Again I glanced at the prisoners. Still kneeling, still shivering, still waiting for a decision that might rise above my cowardly stalling.
A rattling engine drew near. Alex turned toward the sound while I shifted my focus to Sing. Could it be Liam? Maybe… just maybe we had a chance.
I leaned closer to Sing and whispered, “Get ready to run. We’re going to make a break for it. They can’t stop all of us.”
“In your condition?” Sing pushed something into my free hand. “I’m not running.… Search your watch.… The medallion is the key… Follow me… to the Gateway.” She reached around, grabbed my gun hand, and pulled the trigger. The gun popped. Her head jerked. Her body fell limp, and she dropped face first into the muddy grass.

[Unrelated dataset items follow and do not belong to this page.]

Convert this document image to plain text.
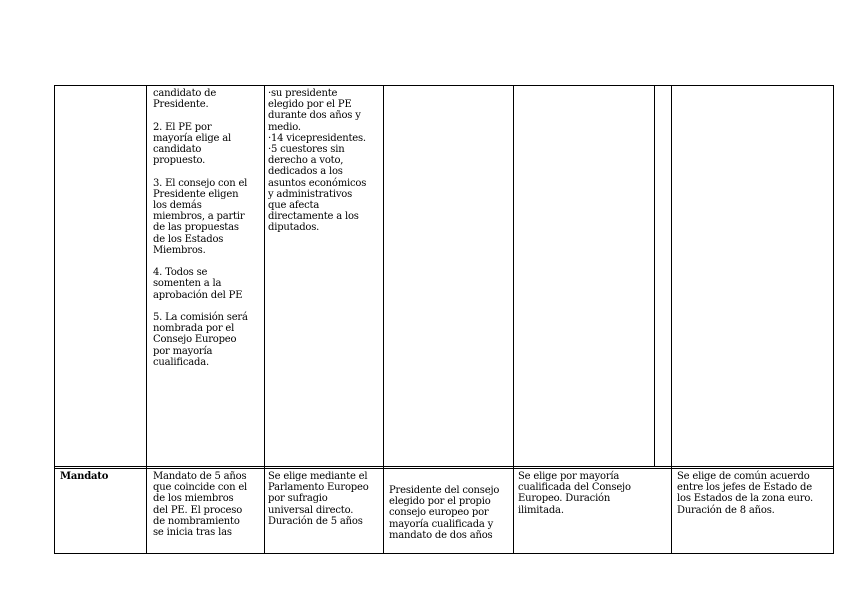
candidato de
Presidente.

2. El PE por
mayoría elige al
candidato
propuesto.

3. El consejo con el
Presidente eligen
los demás
miembros, a partir
de las propuestas
de los Estados
Miembros.

4. Todos se
somenten a la
aprobación del PE

5. La comisión será
nombrada por el
Consejo Europeo
por mayoría
cualificada.
·su presidente
elegido por el PE
durante dos años y
medio.
·14 vicepresidentes.
·5 cuestores sin
derecho a voto,
dedicados a los
asuntos económicos
y administrativos
que afecta
directamente a los
diputados.
Mandato	Mandato de 5 años
que coincide con el
de los miembros
del PE. El proceso
de nombramiento
se inicia tras las
Se elige mediante el
Parlamento Europeo
por sufragio
universal directo.
Duración de 5 años
Presidente del consejo
elegido por el propio
consejo europeo por
mayoría cualificada y
mandato de dos años
Se elige por mayoría
cualificada del Consejo
Europeo. Duración
ilimitada.
Se elige de común acuerdo
entre los jefes de Estado de
los Estados de la zona euro.
Duración de 8 años.
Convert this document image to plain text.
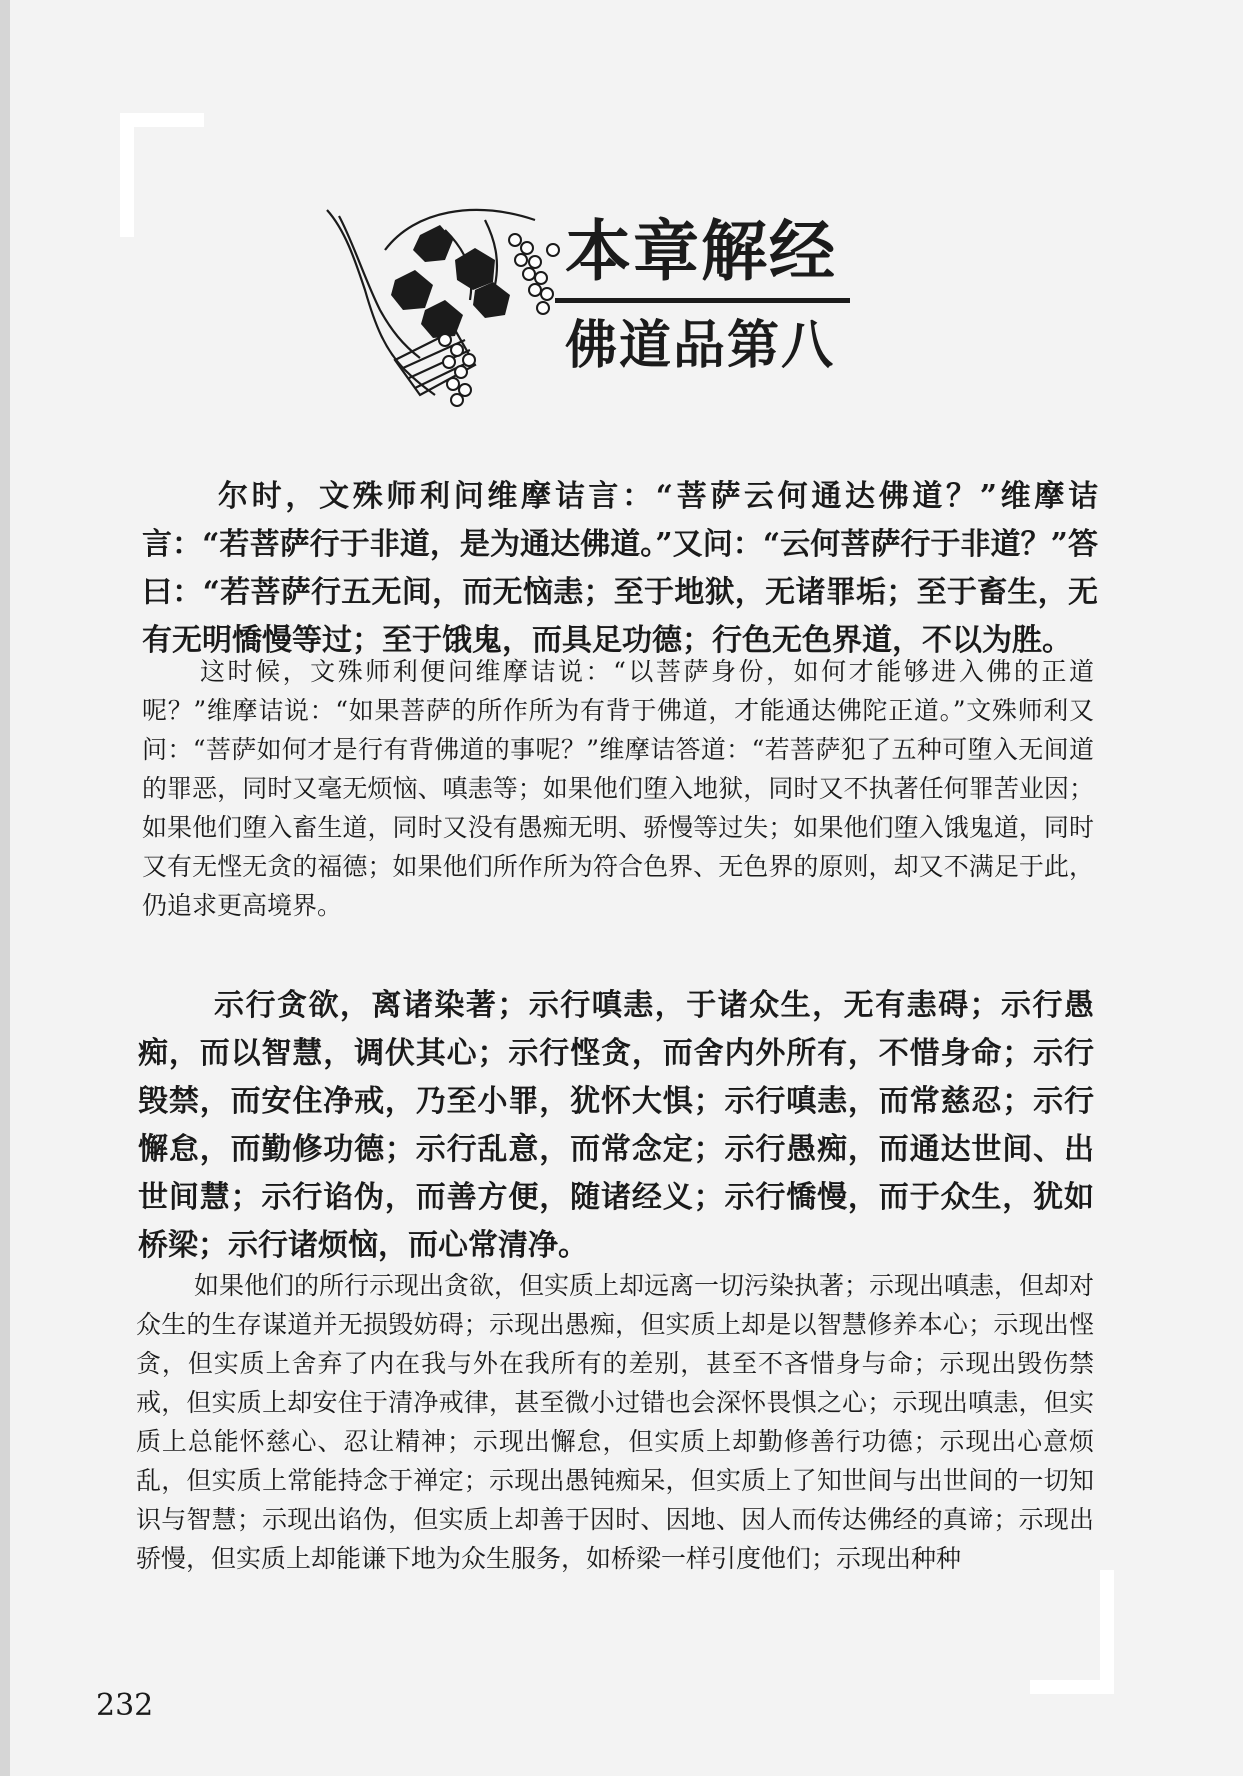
本章解经
佛道品第八

尔时，文殊师利问维摩诘言：“菩萨云何通达佛道？”维摩诘言：“若菩萨行于非道，是为通达佛道。”又问：“云何菩萨行于非道？”答曰：“若菩萨行五无间，而无恼恚；至于地狱，无诸罪垢；至于畜生，无有无明憍慢等过；至于饿鬼，而具足功德；行色无色界道，不以为胜。

这时候，文殊师利便问维摩诘说：“以菩萨身份，如何才能够进入佛的正道呢？”维摩诘说：“如果菩萨的所作所为有背于佛道，才能通达佛陀正道。”文殊师利又问：“菩萨如何才是行有背佛道的事呢？”维摩诘答道：“若菩萨犯了五种可堕入无间道的罪恶，同时又毫无烦恼、嗔恚等；如果他们堕入地狱，同时又不执著任何罪苦业因；如果他们堕入畜生道，同时又没有愚痴无明、骄慢等过失；如果他们堕入饿鬼道，同时又有无悭无贪的福德；如果他们所作所为符合色界、无色界的原则，却又不满足于此，仍追求更高境界。

示行贪欲，离诸染著；示行嗔恚，于诸众生，无有恚碍；示行愚痴，而以智慧，调伏其心；示行悭贪，而舍内外所有，不惜身命；示行毁禁，而安住净戒，乃至小罪，犹怀大惧；示行嗔恚，而常慈忍；示行懈怠，而勤修功德；示行乱意，而常念定；示行愚痴，而通达世间、出世间慧；示行谄伪，而善方便，随诸经义；示行憍慢，而于众生，犹如桥梁；示行诸烦恼，而心常清净。

如果他们的所行示现出贪欲，但实质上却远离一切污染执著；示现出嗔恚，但却对众生的生存谋道并无损毁妨碍；示现出愚痴，但实质上却是以智慧修养本心；示现出悭贪，但实质上舍弃了内在我与外在我所有的差别，甚至不吝惜身与命；示现出毁伤禁戒，但实质上却安住于清净戒律，甚至微小过错也会深怀畏惧之心；示现出嗔恚，但实质上总能怀慈心、忍让精神；示现出懈怠，但实质上却勤修善行功德；示现出心意烦乱，但实质上常能持念于禅定；示现出愚钝痴呆，但实质上了知世间与出世间的一切知识与智慧；示现出谄伪，但实质上却善于因时、因地、因人而传达佛经的真谛；示现出骄慢，但实质上却能谦下地为众生服务，如桥梁一样引度他们；示现出种种

232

I tried to shout, but the words caught in my throat. Just as I reached for Sing, a van crashed through the gate, sending it flying. A swarm of male prisoners leaped up and barreled into Peter and the guards. Men and women scooped up children and stampeded toward the exit. Water and mud splashed. Shots rang out. Prisoners shrieked and groaned.
At the shattered opening, Liam leaped out of his van and yelled, “Get the little ones in!” He threw open a side door and ran into the streaming mob, grabbing children right and left.